By: Kaleb Bronson
A reality driven wasteland of dreams, nightmares and sensibility, Kill the Vultures offer an organic hip-hop symphony with their new album Carnelian.
The Kill the Vultures duo consists of MC Crescent Moon and producer Anatomy, who supply heavy jazz influences on top of fibrous rhymes with this new record. Kill the Vultures are not new to the game, they have been a part of the Minnesota hip-hop scene since 1996, not as Kill the Vultures, but as Oddjobs. Not to mention the accolades they received in 2005 by City Pages, as the Best Hip-Hop Artist.
Carnelian is packed with deep orchestral cuts, a true journey through the record. Image a long Greyhound Bus ride to somewhere you’ve never been, which each track being a stop along the trail.

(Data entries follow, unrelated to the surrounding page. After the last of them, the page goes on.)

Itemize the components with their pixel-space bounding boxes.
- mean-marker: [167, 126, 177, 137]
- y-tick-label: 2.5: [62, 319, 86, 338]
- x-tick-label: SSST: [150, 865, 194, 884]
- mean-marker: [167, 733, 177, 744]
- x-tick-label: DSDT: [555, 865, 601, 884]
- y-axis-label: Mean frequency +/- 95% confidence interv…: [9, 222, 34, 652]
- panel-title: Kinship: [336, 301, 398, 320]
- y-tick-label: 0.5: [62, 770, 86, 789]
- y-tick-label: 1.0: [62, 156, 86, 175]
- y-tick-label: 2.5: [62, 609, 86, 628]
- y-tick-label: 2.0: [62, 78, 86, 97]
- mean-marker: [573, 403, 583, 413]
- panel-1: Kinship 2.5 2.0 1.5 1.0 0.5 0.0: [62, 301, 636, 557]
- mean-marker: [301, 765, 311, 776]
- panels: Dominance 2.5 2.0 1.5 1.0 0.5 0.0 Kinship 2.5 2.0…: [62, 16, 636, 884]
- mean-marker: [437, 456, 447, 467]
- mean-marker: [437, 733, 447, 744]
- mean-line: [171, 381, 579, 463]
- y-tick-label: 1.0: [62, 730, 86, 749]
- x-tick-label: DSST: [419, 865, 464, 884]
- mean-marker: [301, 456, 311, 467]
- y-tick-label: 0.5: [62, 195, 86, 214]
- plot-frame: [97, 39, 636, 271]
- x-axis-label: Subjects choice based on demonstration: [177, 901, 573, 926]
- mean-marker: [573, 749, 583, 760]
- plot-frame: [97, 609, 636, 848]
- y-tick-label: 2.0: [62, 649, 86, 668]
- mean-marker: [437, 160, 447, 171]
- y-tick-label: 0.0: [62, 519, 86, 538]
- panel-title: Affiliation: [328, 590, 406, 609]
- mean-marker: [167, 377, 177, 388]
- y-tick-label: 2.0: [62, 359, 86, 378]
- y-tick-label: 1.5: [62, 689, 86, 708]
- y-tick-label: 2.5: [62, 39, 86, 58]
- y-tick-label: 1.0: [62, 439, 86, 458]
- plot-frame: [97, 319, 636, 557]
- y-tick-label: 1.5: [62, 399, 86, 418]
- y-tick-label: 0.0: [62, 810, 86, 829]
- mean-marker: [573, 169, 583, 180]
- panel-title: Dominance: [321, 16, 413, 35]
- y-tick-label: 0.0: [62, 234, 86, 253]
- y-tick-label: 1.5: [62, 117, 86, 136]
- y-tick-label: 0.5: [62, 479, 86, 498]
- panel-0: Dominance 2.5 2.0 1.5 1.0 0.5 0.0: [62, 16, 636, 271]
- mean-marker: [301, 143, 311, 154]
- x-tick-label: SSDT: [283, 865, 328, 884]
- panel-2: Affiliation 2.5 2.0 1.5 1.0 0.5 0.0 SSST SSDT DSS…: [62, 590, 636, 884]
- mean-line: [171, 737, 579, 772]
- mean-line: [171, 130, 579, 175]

The new people, the new sights and most of all, the new sounds. “The River” is the track that truly sinks deep and pulls the listener into the album, “someone must of stole the best pages of the manuscript,” Crescent Moon spits prior to a jazz-infused explosion taking over.
The album has a consistent base; it is obvious that the production was controlled by one man, Anatomy. It is layered on with grace and rapport. It is always a curiosity where an album title comes from when out of the ordinary, and Carnelian is one with that uniqueness. From the F I X/ Hip-Hop Collective’s website, “The title refers to a red semi-precious stone, which is often found in religious and royal artifacts. The root of the word carnelian refers to the Latin carnis, meaning flesh.”
Not one track on this record is surface level hip-hop. From the profound lyrics of “God’s Jewelry” to the puncturing “Smoke in the Temple,” and onto the almost dark carnival-like backdrop of “Don’t Bring the Devil,” each song is crisp and baptizing.
Kill the Vultures are in full swing with Carnelian, the album is alive like a hip-hop jamboree for the scholarly and cerebral.